Je suis en Afrique pour trois ans ce qui me permet entre autre de découvrir la peinture au sable ; du sable coloré, du papier polyphane et beaucoup de concentration. Pour moi c'est une révélation, je me régale.
Le sable est coloré avec de la gouache, de l'acrylique ou bien de la peinture pour verre. Un dessin est préparé de manière assez précise sur le papier polyphane ; c'est un papier autocollant épais qui permet au sable de se fixer sur la surface. Ensuite les zones de travail sont minutieusement découpé au cutter pour les enlever au fur et à mesure de la dépose du sable. Ensuite on le tamponne au doigt ou avec le manche d'un pinceau pochoir.
Le premier m'a permit de découvrir...Dans le deuxième, je m'exprime à ma façon. Ce dernier m'a demandé environ 25 heures de travail.
Peinture au sable N°1
Peinture au sable N°2
Je vous présente les étapes de mon dernier travail. Une photo est à l'origine de ce tableau. A Djibouti, lorsque l'on va chercher le poisson, on le choisi, puis il est découpé à même le sol sur des cartons. Les carcasses jonchent le sol ainsi que le sang et les écailles mélés à la terre.
Les chats en profitent pour se nourrir et ils ne laisserai leur butin pour rien au monde. Après l'autorisation des pêcheurs j'ai sorti mon appareil photo pour faire quelques portraits félins. Celui-ci m'a impressionnée par l'aplomb de son regard, à la fois intrigué et menaçant.
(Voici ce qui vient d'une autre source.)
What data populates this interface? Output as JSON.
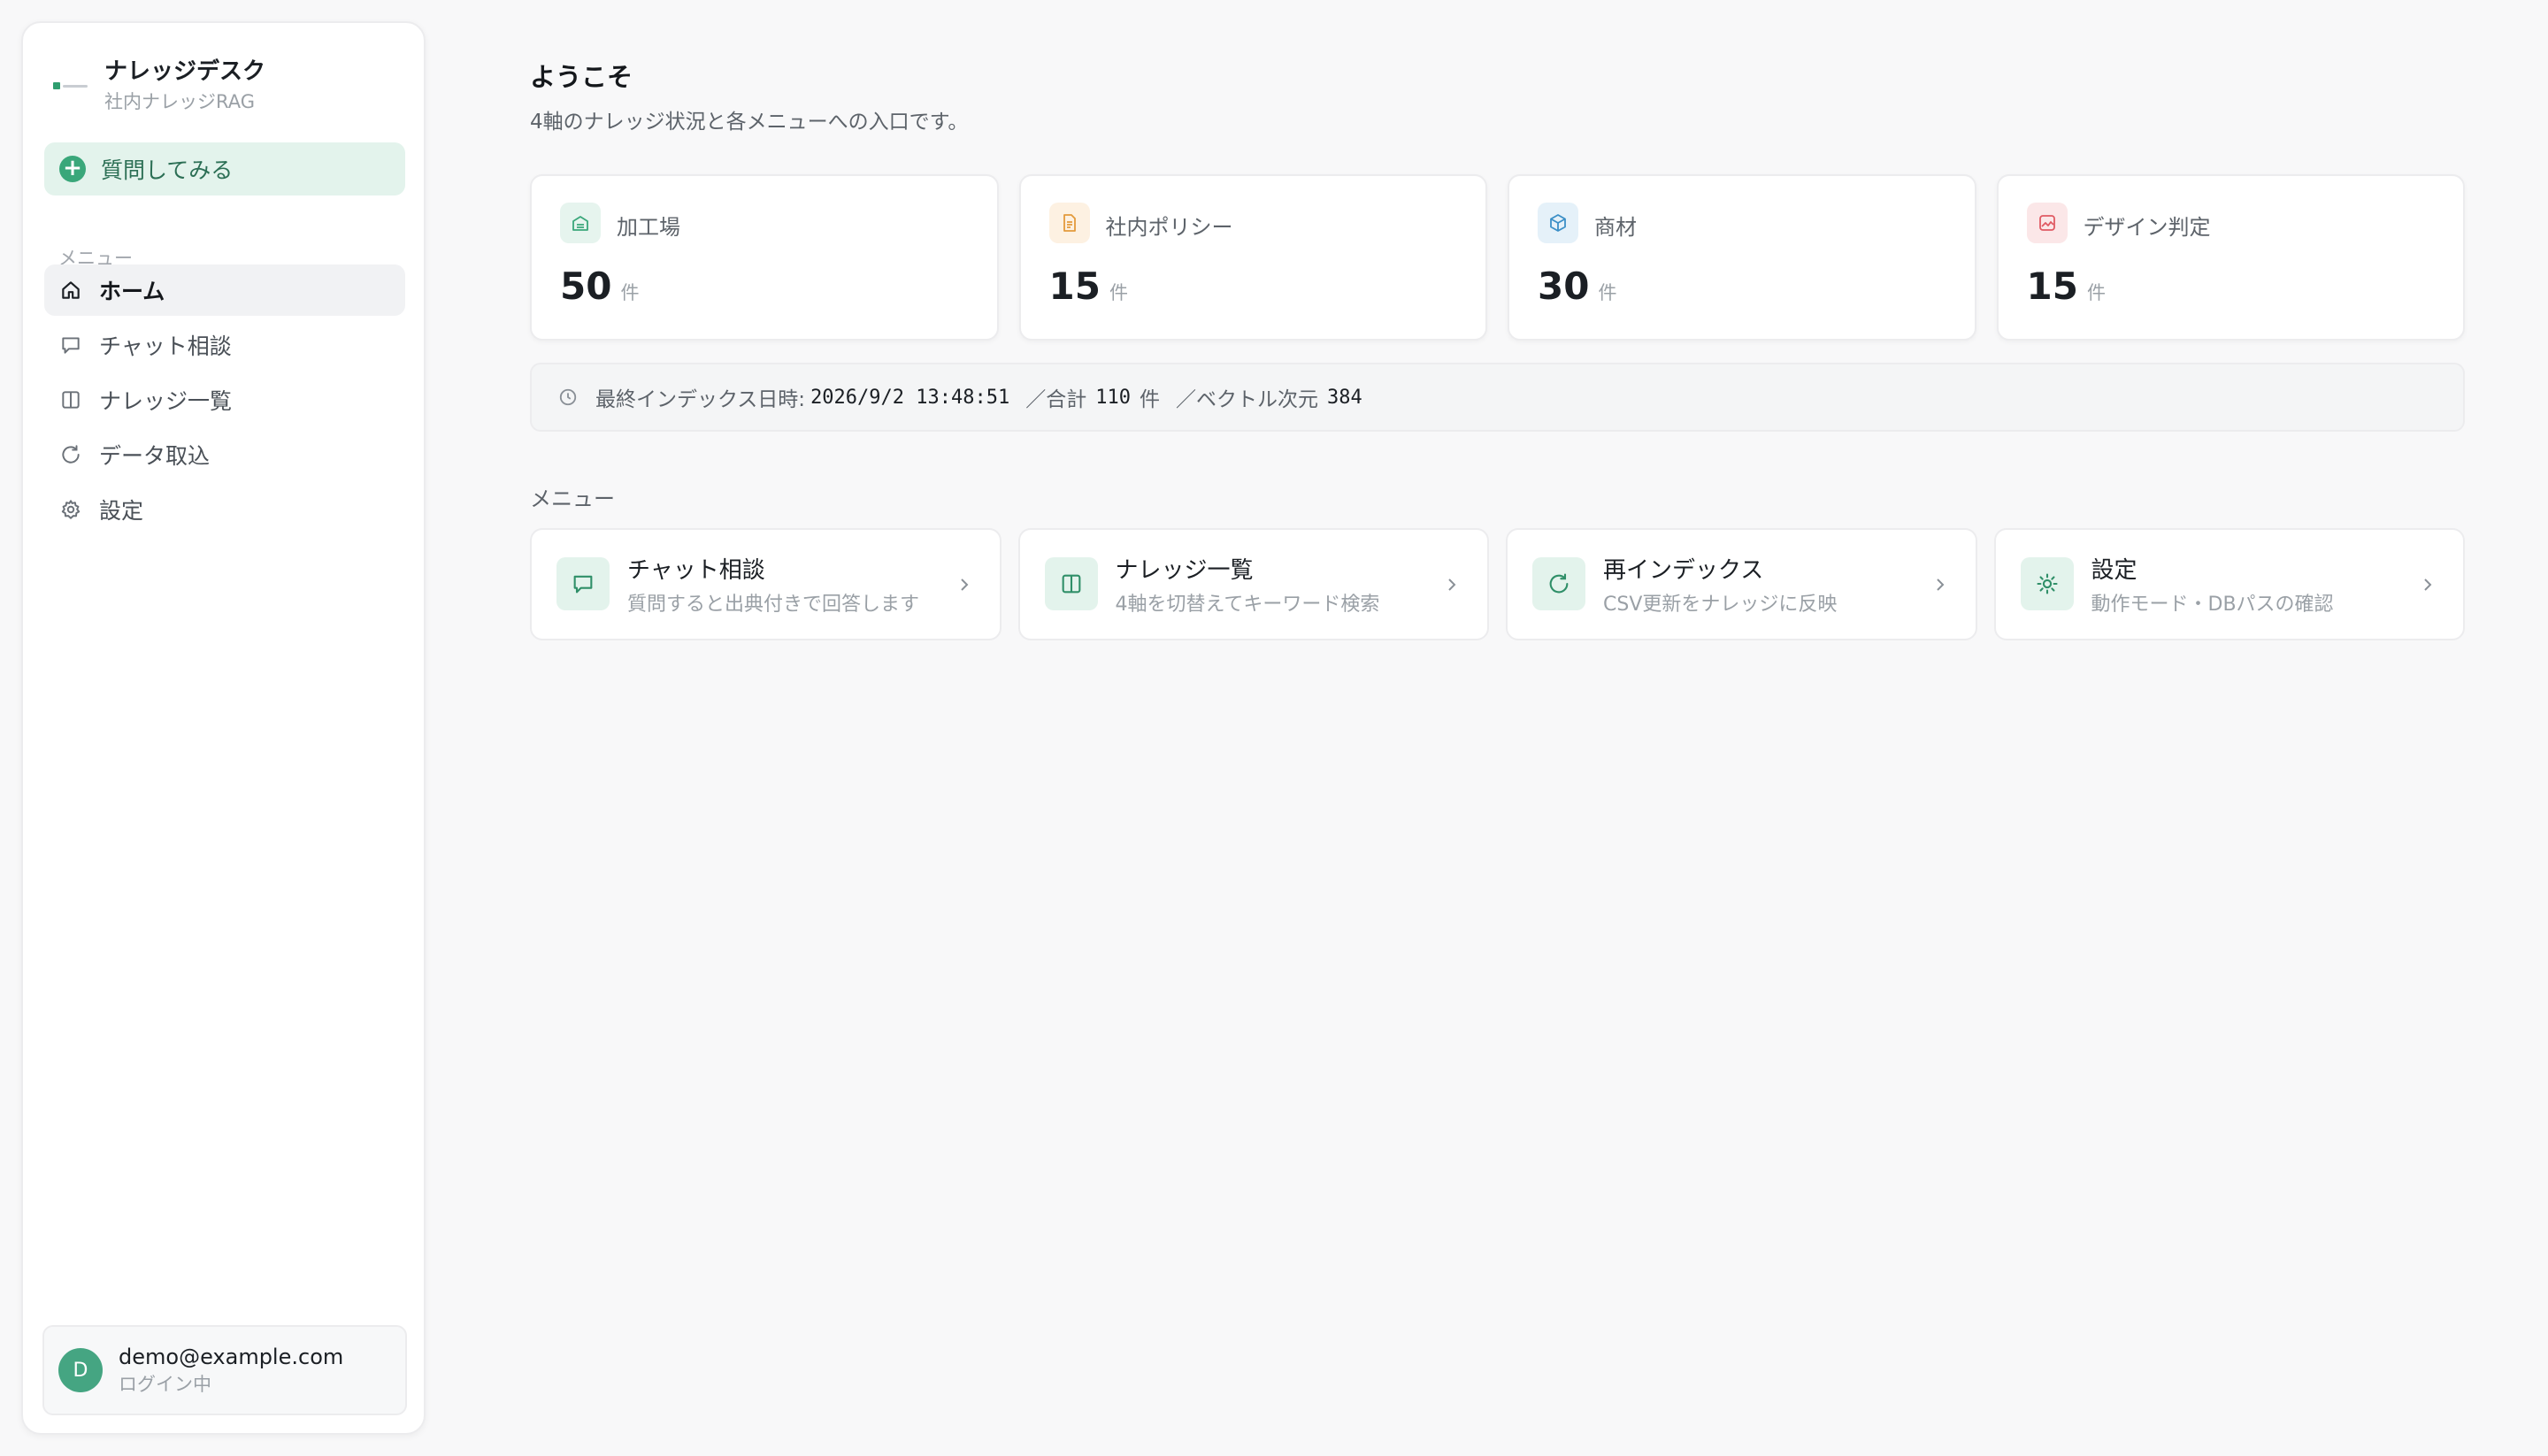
{
  "brand": {
    "title": "ナレッジデスク",
    "subtitle": "社内ナレッジRAG"
  },
  "ask_button": {
    "label": "質問してみる"
  },
  "sidebar": {
    "caption": "メニュー",
    "items": [
      {
        "label": "ホーム",
        "icon": "home-icon",
        "active": true
      },
      {
        "label": "チャット相談",
        "icon": "chat-icon",
        "active": false
      },
      {
        "label": "ナレッジ一覧",
        "icon": "book-icon",
        "active": false
      },
      {
        "label": "データ取込",
        "icon": "refresh-icon",
        "active": false
      },
      {
        "label": "設定",
        "icon": "gear-icon",
        "active": false
      }
    ]
  },
  "user": {
    "initial": "D",
    "email": "demo@example.com",
    "status": "ログイン中"
  },
  "header": {
    "title": "ようこそ",
    "subtitle": "4軸のナレッジ状況と各メニューへの入口です。"
  },
  "stats": [
    {
      "name": "加工場",
      "value": "50",
      "unit": "件",
      "icon": "factory-icon",
      "color": "#3aa77a",
      "bg": "#e6f4ee"
    },
    {
      "name": "社内ポリシー",
      "value": "15",
      "unit": "件",
      "icon": "document-icon",
      "color": "#e39a3b",
      "bg": "#fdf1e2"
    },
    {
      "name": "商材",
      "value": "30",
      "unit": "件",
      "icon": "box-icon",
      "color": "#3b8fc7",
      "bg": "#e5f1f9"
    },
    {
      "name": "デザイン判定",
      "value": "15",
      "unit": "件",
      "icon": "image-icon",
      "color": "#e05a63",
      "bg": "#fbe7e8"
    }
  ],
  "index": {
    "label": "最終インデックス日時:",
    "datetime": "2026/9/2 13:48:51",
    "total_label": "／合計",
    "total": "110",
    "total_unit": "件",
    "vector_label": "／ベクトル次元",
    "vector_dim": "384"
  },
  "menu": {
    "heading": "メニュー",
    "cards": [
      {
        "title": "チャット相談",
        "desc": "質問すると出典付きで回答します",
        "icon": "chat-icon"
      },
      {
        "title": "ナレッジ一覧",
        "desc": "4軸を切替えてキーワード検索",
        "icon": "book-icon"
      },
      {
        "title": "再インデックス",
        "desc": "CSV更新をナレッジに反映",
        "icon": "refresh-icon"
      },
      {
        "title": "設定",
        "desc": "動作モード・DBパスの確認",
        "icon": "gear-icon"
      }
    ]
  },
  "colors": {
    "accent": "#3aa77a",
    "accent_bg": "#e3f3ec",
    "background": "#f8f8f9"
  }
}
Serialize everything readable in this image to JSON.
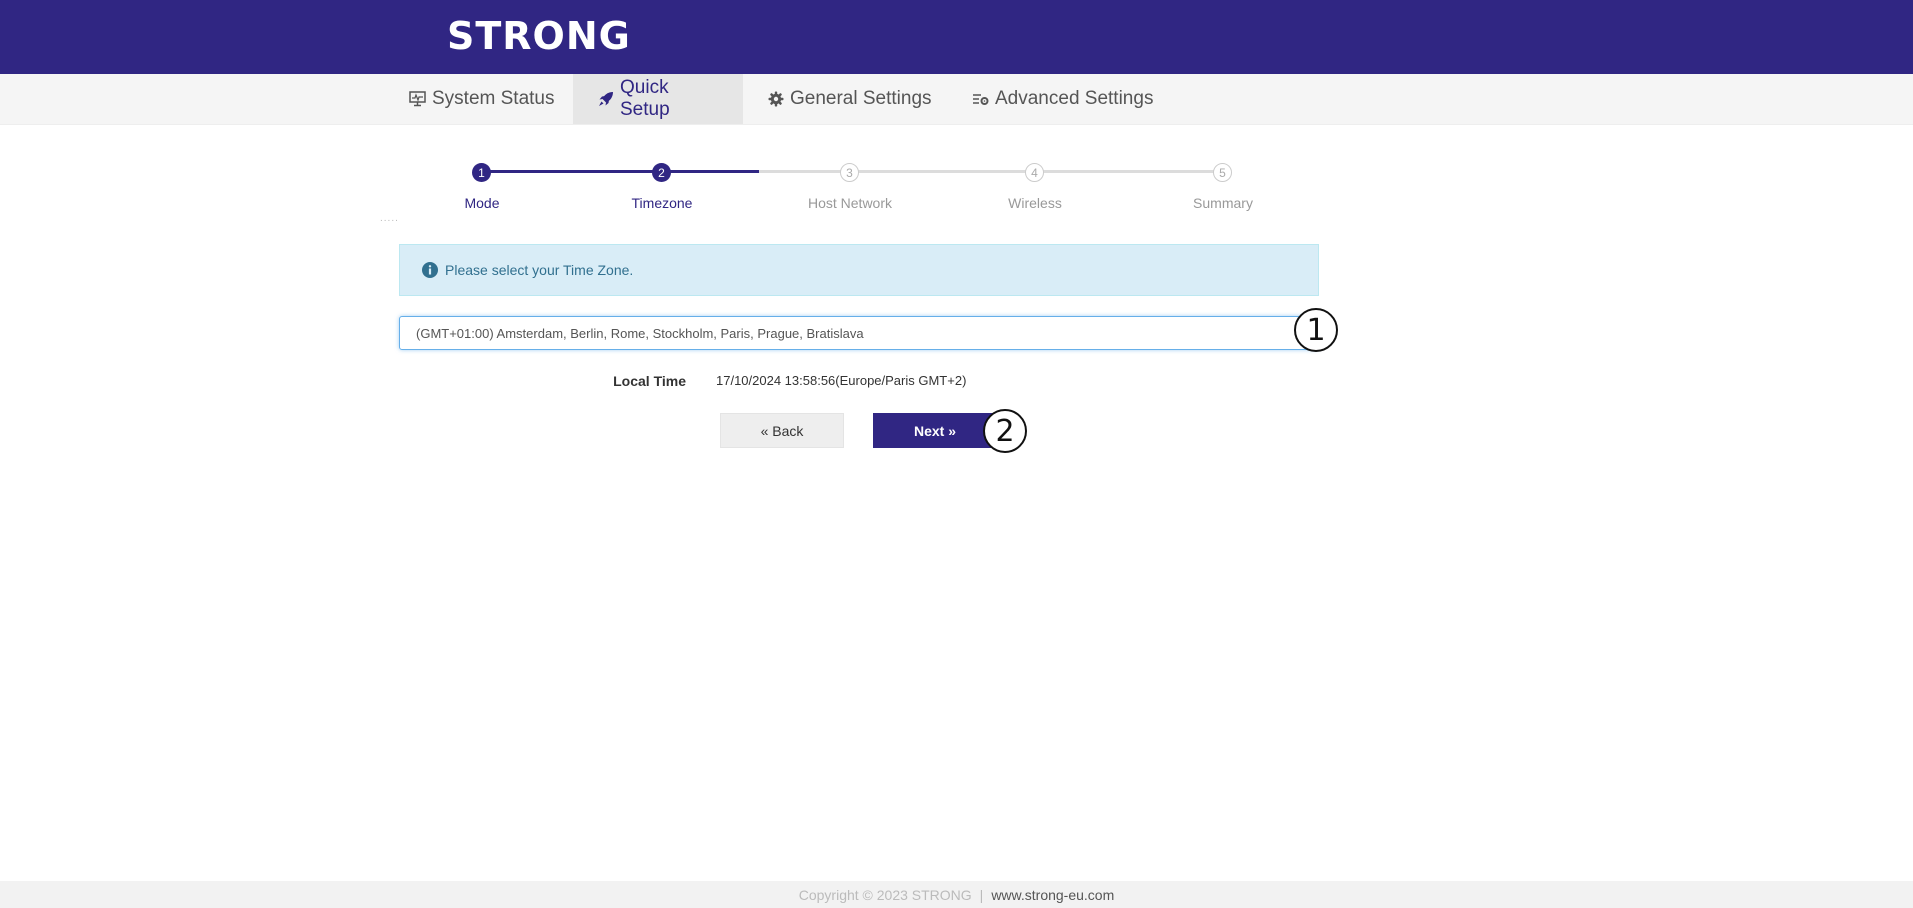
{
  "header": {
    "logo_text": "STRONG",
    "brand_color": "#302683"
  },
  "nav": {
    "tabs": [
      {
        "label": "System Status",
        "icon": "monitor-icon",
        "active": false
      },
      {
        "label": "Quick Setup",
        "icon": "rocket-icon",
        "active": true
      },
      {
        "label": "General Settings",
        "icon": "gear-icon",
        "active": false
      },
      {
        "label": "Advanced Settings",
        "icon": "advanced-settings-icon",
        "active": false
      }
    ]
  },
  "wizard": {
    "steps": [
      {
        "number": "1",
        "label": "Mode",
        "done": true
      },
      {
        "number": "2",
        "label": "Timezone",
        "done": true
      },
      {
        "number": "3",
        "label": "Host Network",
        "done": false
      },
      {
        "number": "4",
        "label": "Wireless",
        "done": false
      },
      {
        "number": "5",
        "label": "Summary",
        "done": false
      }
    ],
    "separator_text": "....."
  },
  "alert": {
    "icon": "info-icon",
    "text": "Please select your Time Zone."
  },
  "timezone": {
    "selected": "(GMT+01:00) Amsterdam, Berlin, Rome, Stockholm, Paris, Prague, Bratislava"
  },
  "local_time": {
    "label": "Local Time",
    "value": "17/10/2024 13:58:56(Europe/Paris GMT+2)"
  },
  "buttons": {
    "back": "« Back",
    "next": "Next »"
  },
  "markers": [
    "1",
    "2"
  ],
  "footer": {
    "copyright": "Copyright © 2023 STRONG",
    "separator": "|",
    "website": "www.strong-eu.com"
  }
}
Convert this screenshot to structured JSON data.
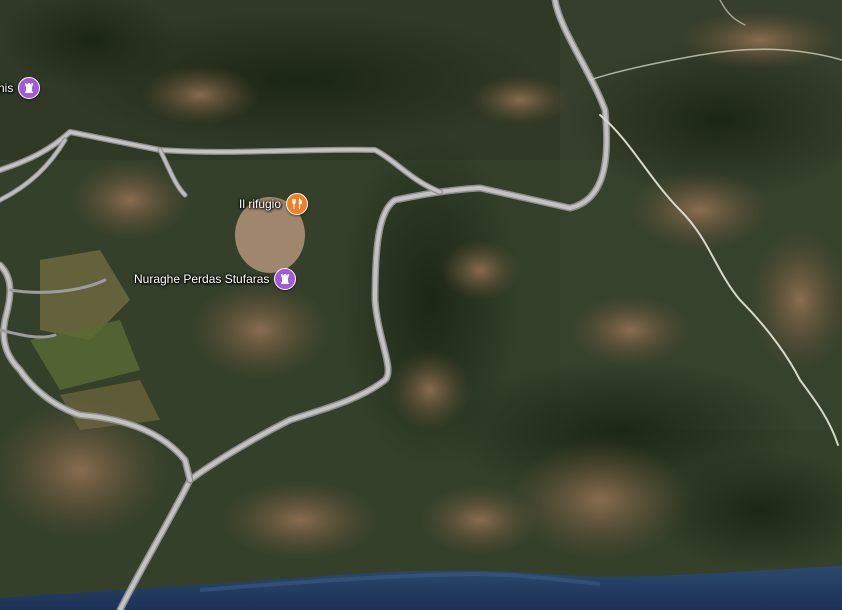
{
  "map": {
    "type": "satellite",
    "colors": {
      "road": "#b9b9b9",
      "road_edge": "#8d8d8d",
      "trail": "#d8d8d0",
      "sea": "#223a62",
      "vegetation_dark": "#243018",
      "vegetation_mid": "#3e4a2a",
      "bare_earth": "#8a6a4e",
      "monument_pin": "#a459d6",
      "restaurant_pin": "#f07f24"
    }
  },
  "pois": [
    {
      "id": "partial",
      "label": "nis",
      "icon": "monument-icon",
      "kind": "historical-site"
    },
    {
      "id": "rifugio",
      "label": "Il rifugio",
      "icon": "restaurant-icon",
      "kind": "restaurant"
    },
    {
      "id": "nuraghe",
      "label": "Nuraghe Perdas Stufaras",
      "icon": "monument-icon",
      "kind": "historical-site"
    }
  ]
}
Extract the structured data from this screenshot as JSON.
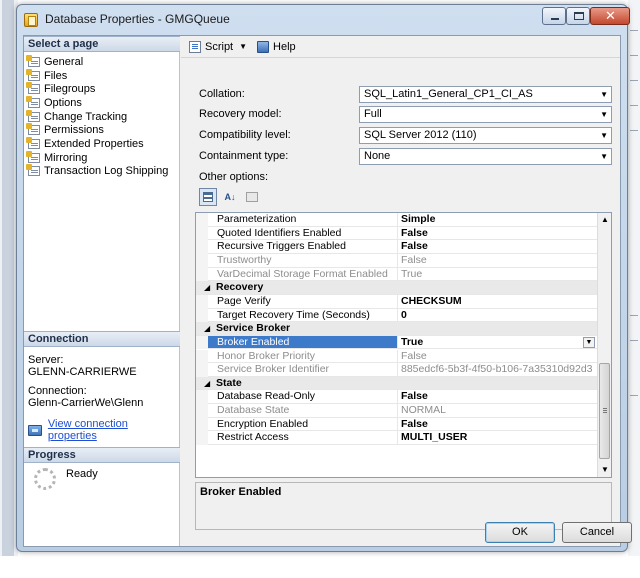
{
  "window": {
    "title": "Database Properties - GMGQueue"
  },
  "sidebar": {
    "select_header": "Select a page",
    "pages": [
      "General",
      "Files",
      "Filegroups",
      "Options",
      "Change Tracking",
      "Permissions",
      "Extended Properties",
      "Mirroring",
      "Transaction Log Shipping"
    ],
    "connection_header": "Connection",
    "server_label": "Server:",
    "server_value": "GLENN-CARRIERWE",
    "connection_label": "Connection:",
    "connection_value": "Glenn-CarrierWe\\Glenn",
    "view_connection_link": "View connection properties",
    "progress_header": "Progress",
    "progress_status": "Ready"
  },
  "toolbar": {
    "script_label": "Script",
    "help_label": "Help"
  },
  "form": {
    "collation_label": "Collation:",
    "collation_value": "SQL_Latin1_General_CP1_CI_AS",
    "recovery_label": "Recovery model:",
    "recovery_value": "Full",
    "compat_label": "Compatibility level:",
    "compat_value": "SQL Server 2012 (110)",
    "containment_label": "Containment type:",
    "containment_value": "None",
    "other_options_label": "Other options:"
  },
  "grid_rows": [
    {
      "kind": "prop",
      "name": "Parameterization",
      "value": "Simple",
      "style": "bold"
    },
    {
      "kind": "prop",
      "name": "Quoted Identifiers Enabled",
      "value": "False",
      "style": "bold"
    },
    {
      "kind": "prop",
      "name": "Recursive Triggers Enabled",
      "value": "False",
      "style": "bold"
    },
    {
      "kind": "prop",
      "name": "Trustworthy",
      "value": "False",
      "style": "gray"
    },
    {
      "kind": "prop",
      "name": "VarDecimal Storage Format Enabled",
      "value": "True",
      "style": "gray"
    },
    {
      "kind": "cat",
      "name": "Recovery"
    },
    {
      "kind": "prop",
      "name": "Page Verify",
      "value": "CHECKSUM",
      "style": "bold"
    },
    {
      "kind": "prop",
      "name": "Target Recovery Time (Seconds)",
      "value": "0",
      "style": "bold"
    },
    {
      "kind": "cat",
      "name": "Service Broker"
    },
    {
      "kind": "prop",
      "name": "Broker Enabled",
      "value": "True",
      "style": "bold-selected"
    },
    {
      "kind": "prop",
      "name": "Honor Broker Priority",
      "value": "False",
      "style": "gray"
    },
    {
      "kind": "prop",
      "name": "Service Broker Identifier",
      "value": "885edcf6-5b3f-4f50-b106-7a35310d92d3",
      "style": "gray"
    },
    {
      "kind": "cat",
      "name": "State"
    },
    {
      "kind": "prop",
      "name": "Database Read-Only",
      "value": "False",
      "style": "bold"
    },
    {
      "kind": "prop",
      "name": "Database State",
      "value": "NORMAL",
      "style": "gray"
    },
    {
      "kind": "prop",
      "name": "Encryption Enabled",
      "value": "False",
      "style": "bold"
    },
    {
      "kind": "prop",
      "name": "Restrict Access",
      "value": "MULTI_USER",
      "style": "bold"
    }
  ],
  "description": {
    "title": "Broker Enabled"
  },
  "buttons": {
    "ok": "OK",
    "cancel": "Cancel"
  }
}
J'ai travaillé pour la première fois le canson mi-teintes et j'avoue que je me suis régalée. Le papier est doux et accrocheur. La possibilité de superposition des couches est très raisonnable. Il permet à la fois le fondu et le trais net. J'ai utilisé mes favoris, les pastels Senneliers tendres mais cette fois j'y ai joind mes nouveaux pastels semi dur Rembrandt. En fait il me manquait ces derniers pour finaliser mes travaux. Ils permettent un travail en dureté qui est nécessaire pour faire emerger des détails important. Ces deux gammes sont complémentaires. Je me suis servi de mes crayons pastels pour appuyer certains détails comme les yeux ou les poils.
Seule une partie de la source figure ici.